Is there a requirement that the book be decided on before the first bet? I always pictured it as a Dutch bookie sitting next to the coin-flippers, offering them losing bets opportunistically.

Anyway, this all became clearer to me when I figured out that ordinary binary logic has a notion of consistency, and once you start using the range between 0..1 you still need an analogous notion. The Dutch book is a way to make that concept of "probabilistic consistency" concrete, not a practical danger of losing money.

Alexander R Pruss said...

I was thinking that the book covers the eventualities. Here's the first bet to be offered. (Since there is no data there, that's just fixed.) Then, if the coin toss is heads, here's the second bet to be offered. If the coin toss is tails, instead, here's the bet to be offered.

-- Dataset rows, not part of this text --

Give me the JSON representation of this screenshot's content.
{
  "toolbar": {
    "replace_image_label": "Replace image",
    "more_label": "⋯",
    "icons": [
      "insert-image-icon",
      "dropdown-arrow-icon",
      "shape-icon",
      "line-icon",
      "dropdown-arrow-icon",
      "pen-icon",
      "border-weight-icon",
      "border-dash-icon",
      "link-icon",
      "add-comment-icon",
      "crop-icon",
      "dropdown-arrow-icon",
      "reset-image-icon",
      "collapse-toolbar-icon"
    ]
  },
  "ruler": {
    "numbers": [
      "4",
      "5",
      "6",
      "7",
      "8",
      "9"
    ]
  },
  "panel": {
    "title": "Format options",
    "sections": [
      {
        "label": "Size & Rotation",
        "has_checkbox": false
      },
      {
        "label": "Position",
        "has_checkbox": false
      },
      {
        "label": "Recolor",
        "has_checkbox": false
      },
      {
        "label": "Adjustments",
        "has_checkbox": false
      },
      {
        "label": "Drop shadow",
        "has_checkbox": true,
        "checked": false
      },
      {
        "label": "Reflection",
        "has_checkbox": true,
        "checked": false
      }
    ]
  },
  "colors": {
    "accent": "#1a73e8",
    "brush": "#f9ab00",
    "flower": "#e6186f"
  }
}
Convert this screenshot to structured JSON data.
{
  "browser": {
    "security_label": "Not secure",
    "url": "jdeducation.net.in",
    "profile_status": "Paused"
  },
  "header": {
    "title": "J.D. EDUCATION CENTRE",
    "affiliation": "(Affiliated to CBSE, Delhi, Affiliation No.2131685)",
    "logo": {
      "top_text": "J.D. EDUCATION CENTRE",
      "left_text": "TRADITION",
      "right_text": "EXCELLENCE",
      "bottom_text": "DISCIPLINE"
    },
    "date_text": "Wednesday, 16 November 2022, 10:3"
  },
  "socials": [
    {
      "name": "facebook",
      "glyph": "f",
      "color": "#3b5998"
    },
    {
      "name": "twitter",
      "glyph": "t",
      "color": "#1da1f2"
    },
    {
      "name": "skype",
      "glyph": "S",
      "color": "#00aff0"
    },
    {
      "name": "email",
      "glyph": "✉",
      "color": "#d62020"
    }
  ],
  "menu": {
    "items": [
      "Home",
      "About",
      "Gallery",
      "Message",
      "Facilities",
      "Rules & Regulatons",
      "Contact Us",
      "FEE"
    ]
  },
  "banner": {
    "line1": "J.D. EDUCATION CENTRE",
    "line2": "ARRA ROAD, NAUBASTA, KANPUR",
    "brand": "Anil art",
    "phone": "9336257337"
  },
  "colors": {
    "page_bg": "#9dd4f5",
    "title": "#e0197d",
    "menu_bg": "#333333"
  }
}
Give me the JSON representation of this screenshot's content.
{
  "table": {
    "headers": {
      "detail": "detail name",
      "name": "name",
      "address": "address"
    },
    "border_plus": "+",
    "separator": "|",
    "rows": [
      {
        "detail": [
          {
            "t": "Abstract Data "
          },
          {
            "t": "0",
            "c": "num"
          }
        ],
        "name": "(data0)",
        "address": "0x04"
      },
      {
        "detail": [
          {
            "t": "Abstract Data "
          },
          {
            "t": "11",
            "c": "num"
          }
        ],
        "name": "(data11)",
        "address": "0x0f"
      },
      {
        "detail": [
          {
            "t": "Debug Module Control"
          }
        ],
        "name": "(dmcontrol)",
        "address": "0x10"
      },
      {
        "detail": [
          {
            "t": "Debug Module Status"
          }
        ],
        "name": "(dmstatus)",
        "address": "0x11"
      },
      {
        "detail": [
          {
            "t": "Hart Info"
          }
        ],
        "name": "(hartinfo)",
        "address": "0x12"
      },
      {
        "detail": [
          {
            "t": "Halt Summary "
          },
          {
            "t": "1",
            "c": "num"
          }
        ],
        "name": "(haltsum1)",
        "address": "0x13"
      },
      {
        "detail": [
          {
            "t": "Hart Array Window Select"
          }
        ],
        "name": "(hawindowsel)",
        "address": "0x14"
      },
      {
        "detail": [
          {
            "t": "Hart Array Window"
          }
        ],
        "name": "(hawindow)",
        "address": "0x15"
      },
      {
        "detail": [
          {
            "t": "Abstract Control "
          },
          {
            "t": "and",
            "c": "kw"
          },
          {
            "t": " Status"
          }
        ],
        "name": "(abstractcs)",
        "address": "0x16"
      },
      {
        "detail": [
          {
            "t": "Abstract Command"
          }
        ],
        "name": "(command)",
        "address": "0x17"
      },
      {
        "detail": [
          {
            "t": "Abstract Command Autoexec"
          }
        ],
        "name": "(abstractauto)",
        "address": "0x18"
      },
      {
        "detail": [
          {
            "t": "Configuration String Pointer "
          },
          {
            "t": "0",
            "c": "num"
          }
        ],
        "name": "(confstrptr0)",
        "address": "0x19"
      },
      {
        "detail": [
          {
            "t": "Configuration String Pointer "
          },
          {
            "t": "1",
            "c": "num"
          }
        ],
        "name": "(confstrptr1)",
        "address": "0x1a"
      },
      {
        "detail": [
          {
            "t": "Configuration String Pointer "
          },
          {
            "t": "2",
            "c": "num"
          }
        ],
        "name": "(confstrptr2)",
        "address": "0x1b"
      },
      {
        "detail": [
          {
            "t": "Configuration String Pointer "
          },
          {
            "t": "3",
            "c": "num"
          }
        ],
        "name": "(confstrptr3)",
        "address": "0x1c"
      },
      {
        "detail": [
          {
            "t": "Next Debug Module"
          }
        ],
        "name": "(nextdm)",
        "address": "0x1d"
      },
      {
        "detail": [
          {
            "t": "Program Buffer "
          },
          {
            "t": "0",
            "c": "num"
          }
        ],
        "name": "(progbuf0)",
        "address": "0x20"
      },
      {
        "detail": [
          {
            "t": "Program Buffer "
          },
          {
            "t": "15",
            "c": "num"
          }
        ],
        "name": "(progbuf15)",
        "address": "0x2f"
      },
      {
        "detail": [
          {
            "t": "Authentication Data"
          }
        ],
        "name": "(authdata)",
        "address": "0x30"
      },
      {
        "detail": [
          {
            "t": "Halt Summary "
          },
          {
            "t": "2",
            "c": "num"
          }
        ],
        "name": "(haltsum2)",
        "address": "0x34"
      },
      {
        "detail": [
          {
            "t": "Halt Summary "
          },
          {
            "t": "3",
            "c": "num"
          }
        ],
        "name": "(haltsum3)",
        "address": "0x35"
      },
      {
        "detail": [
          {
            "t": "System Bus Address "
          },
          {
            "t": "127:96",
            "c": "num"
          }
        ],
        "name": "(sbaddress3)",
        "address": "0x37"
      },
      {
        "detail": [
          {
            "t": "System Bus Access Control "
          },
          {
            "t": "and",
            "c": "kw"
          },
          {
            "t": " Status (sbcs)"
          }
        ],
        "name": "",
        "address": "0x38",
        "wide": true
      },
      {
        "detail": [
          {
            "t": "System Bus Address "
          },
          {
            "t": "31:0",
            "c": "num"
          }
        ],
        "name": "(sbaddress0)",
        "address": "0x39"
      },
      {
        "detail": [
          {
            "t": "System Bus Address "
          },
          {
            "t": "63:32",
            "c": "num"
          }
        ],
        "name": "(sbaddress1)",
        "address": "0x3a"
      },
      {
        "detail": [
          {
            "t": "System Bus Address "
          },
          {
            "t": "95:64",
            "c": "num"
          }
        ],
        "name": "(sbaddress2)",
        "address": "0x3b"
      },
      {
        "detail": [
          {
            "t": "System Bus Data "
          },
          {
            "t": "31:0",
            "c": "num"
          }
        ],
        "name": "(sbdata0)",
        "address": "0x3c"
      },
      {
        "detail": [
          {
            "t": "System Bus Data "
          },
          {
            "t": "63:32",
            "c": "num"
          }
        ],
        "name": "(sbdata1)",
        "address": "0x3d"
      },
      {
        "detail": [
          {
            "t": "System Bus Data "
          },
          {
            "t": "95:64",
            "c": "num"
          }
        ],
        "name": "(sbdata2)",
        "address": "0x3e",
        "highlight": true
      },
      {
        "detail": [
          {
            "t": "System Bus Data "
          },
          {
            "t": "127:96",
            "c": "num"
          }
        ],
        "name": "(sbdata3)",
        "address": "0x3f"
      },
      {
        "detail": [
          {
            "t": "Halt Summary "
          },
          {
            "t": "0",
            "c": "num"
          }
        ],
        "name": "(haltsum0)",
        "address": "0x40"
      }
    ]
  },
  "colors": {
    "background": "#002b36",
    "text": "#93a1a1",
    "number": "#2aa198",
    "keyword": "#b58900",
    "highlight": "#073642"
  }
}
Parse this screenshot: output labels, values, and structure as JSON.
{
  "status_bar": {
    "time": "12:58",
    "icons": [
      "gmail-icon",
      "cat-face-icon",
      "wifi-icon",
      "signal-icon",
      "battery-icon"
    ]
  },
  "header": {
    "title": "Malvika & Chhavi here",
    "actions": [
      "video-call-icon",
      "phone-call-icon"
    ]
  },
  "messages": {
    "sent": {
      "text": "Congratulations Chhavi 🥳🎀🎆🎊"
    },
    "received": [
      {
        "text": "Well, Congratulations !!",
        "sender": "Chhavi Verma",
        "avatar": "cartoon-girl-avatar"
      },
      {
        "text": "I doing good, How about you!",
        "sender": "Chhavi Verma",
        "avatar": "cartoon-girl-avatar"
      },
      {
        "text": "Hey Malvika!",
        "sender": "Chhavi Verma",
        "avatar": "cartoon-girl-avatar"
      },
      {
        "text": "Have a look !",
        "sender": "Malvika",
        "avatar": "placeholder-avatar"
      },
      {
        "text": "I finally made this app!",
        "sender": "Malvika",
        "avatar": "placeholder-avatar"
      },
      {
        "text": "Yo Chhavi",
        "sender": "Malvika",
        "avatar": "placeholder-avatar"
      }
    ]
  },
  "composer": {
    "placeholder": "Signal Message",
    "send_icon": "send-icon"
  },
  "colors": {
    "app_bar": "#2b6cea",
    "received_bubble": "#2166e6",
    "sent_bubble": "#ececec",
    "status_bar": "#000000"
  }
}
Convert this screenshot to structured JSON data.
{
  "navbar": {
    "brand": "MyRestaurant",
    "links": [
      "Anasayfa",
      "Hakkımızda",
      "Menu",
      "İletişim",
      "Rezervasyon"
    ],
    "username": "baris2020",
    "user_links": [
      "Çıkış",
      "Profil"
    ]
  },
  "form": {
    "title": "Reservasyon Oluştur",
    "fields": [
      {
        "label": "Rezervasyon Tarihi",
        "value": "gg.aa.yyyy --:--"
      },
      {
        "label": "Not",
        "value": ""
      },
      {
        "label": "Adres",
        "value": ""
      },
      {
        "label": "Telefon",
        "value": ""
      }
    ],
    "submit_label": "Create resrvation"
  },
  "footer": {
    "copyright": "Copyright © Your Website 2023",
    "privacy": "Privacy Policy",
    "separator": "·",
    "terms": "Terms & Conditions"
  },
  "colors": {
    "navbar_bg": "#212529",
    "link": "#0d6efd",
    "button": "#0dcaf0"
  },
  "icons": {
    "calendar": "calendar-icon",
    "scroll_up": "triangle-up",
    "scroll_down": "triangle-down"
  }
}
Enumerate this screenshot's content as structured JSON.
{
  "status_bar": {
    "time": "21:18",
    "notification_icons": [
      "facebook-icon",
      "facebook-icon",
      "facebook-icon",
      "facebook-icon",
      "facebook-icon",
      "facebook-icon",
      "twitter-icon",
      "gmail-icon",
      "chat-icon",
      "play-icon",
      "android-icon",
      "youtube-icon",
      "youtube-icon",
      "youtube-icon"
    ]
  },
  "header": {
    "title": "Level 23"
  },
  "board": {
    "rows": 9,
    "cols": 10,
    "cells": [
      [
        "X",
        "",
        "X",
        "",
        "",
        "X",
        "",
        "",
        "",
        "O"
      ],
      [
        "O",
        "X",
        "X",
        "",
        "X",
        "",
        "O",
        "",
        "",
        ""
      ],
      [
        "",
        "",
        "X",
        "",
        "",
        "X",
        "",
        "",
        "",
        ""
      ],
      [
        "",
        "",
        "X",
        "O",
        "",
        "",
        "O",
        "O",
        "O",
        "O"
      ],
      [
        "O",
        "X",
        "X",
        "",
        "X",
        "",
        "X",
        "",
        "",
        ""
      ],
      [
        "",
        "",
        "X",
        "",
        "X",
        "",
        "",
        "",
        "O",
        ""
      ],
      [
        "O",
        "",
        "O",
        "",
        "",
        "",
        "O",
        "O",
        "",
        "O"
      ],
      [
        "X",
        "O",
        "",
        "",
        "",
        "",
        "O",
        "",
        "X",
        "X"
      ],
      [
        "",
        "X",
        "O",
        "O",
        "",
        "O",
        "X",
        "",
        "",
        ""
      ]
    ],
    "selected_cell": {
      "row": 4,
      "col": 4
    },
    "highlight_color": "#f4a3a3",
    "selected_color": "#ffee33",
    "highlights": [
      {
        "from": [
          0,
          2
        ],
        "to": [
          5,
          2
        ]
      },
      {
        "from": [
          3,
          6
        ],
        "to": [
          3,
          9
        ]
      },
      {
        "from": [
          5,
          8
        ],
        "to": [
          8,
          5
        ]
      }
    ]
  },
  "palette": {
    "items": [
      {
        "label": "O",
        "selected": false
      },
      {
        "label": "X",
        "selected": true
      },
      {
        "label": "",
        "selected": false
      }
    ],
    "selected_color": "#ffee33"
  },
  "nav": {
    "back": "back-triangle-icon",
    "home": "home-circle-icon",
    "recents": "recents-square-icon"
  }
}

On reflection, though, the proof in my post doesn't work if the Dutch bookie can read Carl's mind and offer a bet dependent on Carl's credence. I don't know right now if it can be fixed.

Alexander R Pruss said...

OK, I've convinced myself that that if the bookie can read Carl's mind, they still can't Dutch Book him. The reason is this: One will always do better against a particular sequence of offers if one's credences are strictly closer to the truth. The bookie can't Dutch Book Alice. But no matter how the two random events come out, double-heads-coin and heads-toss, there is a chance that Carl's credences are either the same as Alice's or closer to the truth. So any algorithm--even one based on reading Carl's mind--for generating sequences of bets that would be a Dutch Book for Carl no matter how his random credence generator comes out would be an algorithm generating sequences of bets that would be a Dutch Book for Alice.

Again, none of this really matters much. The post is really just a parenthetical note.